First and most importantly, I won’t be there, so it really doesn’t matter what I want. Take my corpse to Nags Head and parade me around like Terry Kiser, and I won’t know any different. But if you care what I wanted, here you go.
- No viewing. Don’t bother putting my dead body on display. I wasn’t all that great to look at when I was alive, and I seriously doubt I got better looking afterward. Personally, I think putting dead bodies on display is grotesque.
- No prayers, no platitudes, no religious balderdash. I’m not in a better place. My death wasn’t part of some divine plan. That’s all bullshit. As far as the universe is concerned, my death matters as much as a light bulb burning out. I was alive. Now I’m not.

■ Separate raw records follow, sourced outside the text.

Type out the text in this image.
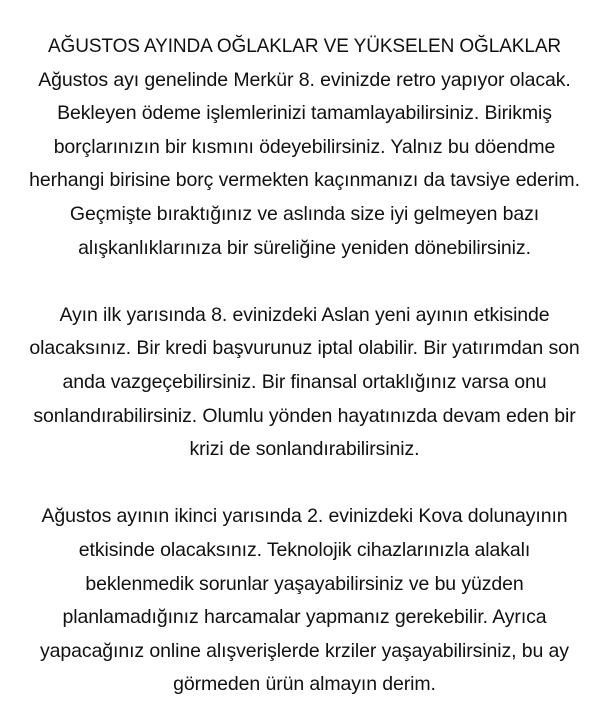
AĞUSTOS AYINDA OĞLAKLAR VE YÜKSELEN OĞLAKLAR
Ağustos ayı genelinde Merkür 8. evinizde retro yapıyor olacak.
Bekleyen ödeme işlemlerinizi tamamlayabilirsiniz. Birikmiş
borçlarınızın bir kısmını ödeyebilirsiniz. Yalnız bu döendme
herhangi birisine borç vermekten kaçınmanızı da tavsiye ederim.
Geçmişte bıraktığınız ve aslında size iyi gelmeyen bazı
alışkanlıklarınıza bir süreliğine yeniden dönebilirsiniz.
Ayın ilk yarısında 8. evinizdeki Aslan yeni ayının etkisinde
olacaksınız. Bir kredi başvurunuz iptal olabilir. Bir yatırımdan son
anda vazgeçebilirsiniz. Bir finansal ortaklığınız varsa onu
sonlandırabilirsiniz. Olumlu yönden hayatınızda devam eden bir
krizi de sonlandırabilirsiniz.
Ağustos ayının ikinci yarısında 2. evinizdeki Kova dolunayının
etkisinde olacaksınız. Teknolojik cihazlarınızla alakalı
beklenmedik sorunlar yaşayabilirsiniz ve bu yüzden
planlamadığınız harcamalar yapmanız gerekebilir. Ayrıca
yapacağınız online alışverişlerde krziler yaşayabilirsiniz, bu ay
görmeden ürün almayın derim.
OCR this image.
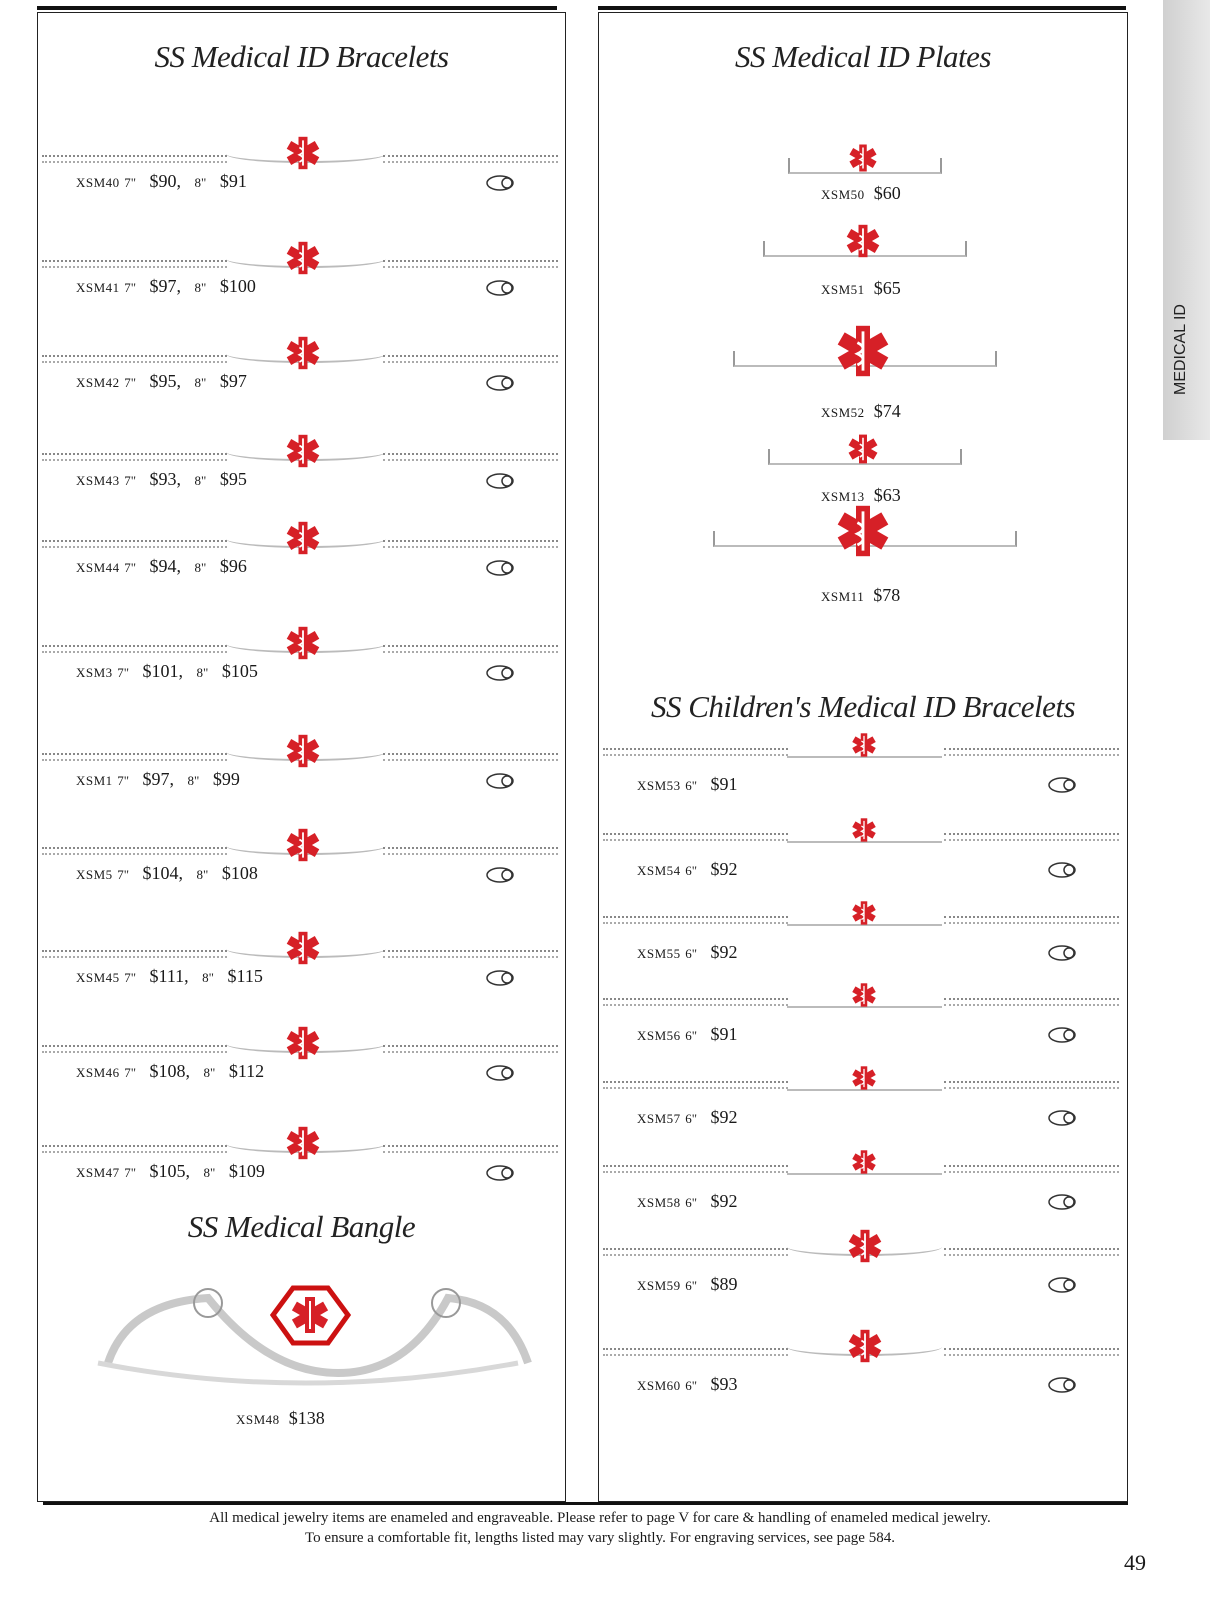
MEDICAL ID
SS Medical ID Bracelets
XSM40 7" $90, 8" $91
XSM41 7" $97, 8" $100
XSM42 7" $95, 8" $97
XSM43 7" $93, 8" $95
XSM44 7" $94, 8" $96
XSM3 7" $101, 8" $105
XSM1 7" $97, 8" $99
XSM5 7" $104, 8" $108
XSM45 7" $111, 8" $115
XSM46 7" $108, 8" $112
XSM47 7" $105, 8" $109
SS Medical Bangle
XSM48 $138
SS Medical ID Plates
XSM50 $60
XSM51 $65
XSM52 $74
XSM13 $63
XSM11 $78
SS Children's Medical ID Bracelets
XSM53 6" $91
XSM54 6" $92
XSM55 6" $92
XSM56 6" $91
XSM57 6" $92
XSM58 6" $92
XSM59 6" $89
XSM60 6" $93
All medical jewelry items are enameled and engraveable. Please refer to page V for care & handling of enameled medical jewelry.
To ensure a comfortable fit, lengths listed may vary slightly. For engraving services, see page 584.
49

- No obituaries. Don’t waste money announcing my death in the newspaper or anywhere else. Anyone who cares if I’m dead already knows.
- Keep things cheap. My remains don’t need a fancy headstone, casket, funeral service, or anything else. Dispose of them in the cheapest, simplest way possible. Use my bones, skin, corneas, and various organs if you can, and toss the rest in a landfill, for all I care. Cremation and resomation (alkaline hydrolysis) are probably the most cost-effective means of disposal. And for pete’s sake, don’t keep the leftovers. Throw them away.
- Throw a party, preferably somewhere you don’t have to clean up afterward. Have an open bar, and invite the handful of people who actually care that I’m dead. I doubt it would be more than a dozen people, plus my family.
- No eulogy. I’m gone, and any chance for my life to have mattered has come and gone. If you feel an uncontrollable desire to hear yourselves talk, here’s an activity for you: each person raises a toast to my memory, says one good thing about me, and one bad thing about me, and then everyone drinks. Both the good thing and the bad thing have to be sincere, and they have to be something no one else has said yet. If the person whose turn it is can’t think of one good thing and one bad thing, then they just say, “To Brandon!”, and everyone drinks.
- Try to find a place for my various pet projects before my web sites expire. I hereby declare everything I wrote during my life to be given to the public domain after my death, not that I think anyone actually cares about a word of it.
- If Susan’s dead, find a loving home for our cat. Use as much money as needed.